TED HOWARD, CO-FOUNDER AND CEO, THE DEMOCRACY COLLABORATIVE
Just occasionally, something exceptional emerges from a town or city in crisis. New ideas are deployed to meet the challenges. Communities like Cleveland in the US and Preston in England were left in freefall by the collapse of traditional industry and the failure of trickle-down economics. Thanks to local efforts, what emerged from the chaos was a new model—one I call “community wealth building.” The idea is to grow the economy from the bottom up. You make better use of local assets—like the purchasing power of non-profit and public institutions—to create opportunities for local businesses. You reverse extractive patterns of outsourcing and disinvestment. The end result is the revival of once struggling towns and cities.
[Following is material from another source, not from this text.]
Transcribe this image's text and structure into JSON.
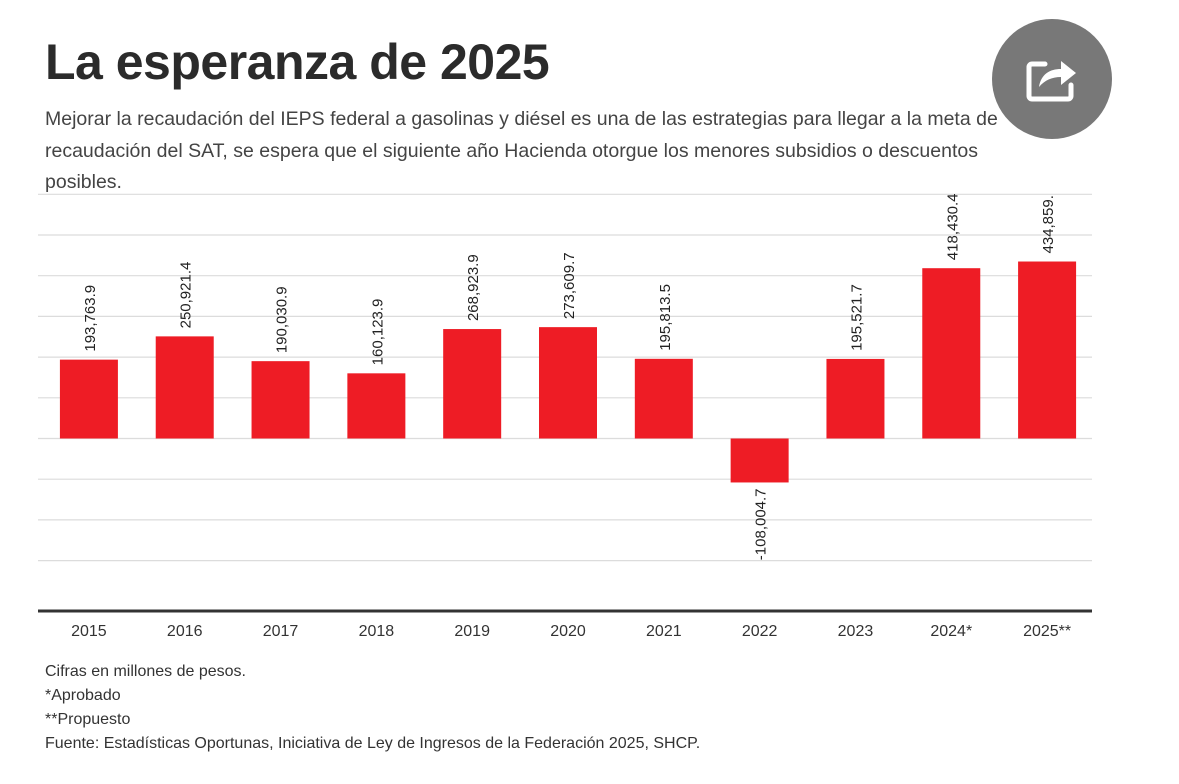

Importantly, the evidence shows that this is more than theory—a recent PwC study named Preston, one of the most distressed communities just a few short years ago, as the most improved city in the UK.
Community wealth building is not merely a way to smooth over the rough edges of an ultimately sound economic system. It is the kernel of a comprehensive new approach, which is why Marjorie Kelly and I called our forthcoming book The Making of a Democratic Economy. The redirection of spending by local public institutions has grabbed most attention, but it is part of a broader toolbox which is still being furnished. Ultimately, community wealth building is a set of principles—democratised ownership, local investment, and so on—that allow us to intervene in practical ways to create a new economic model, with “the local” at its core.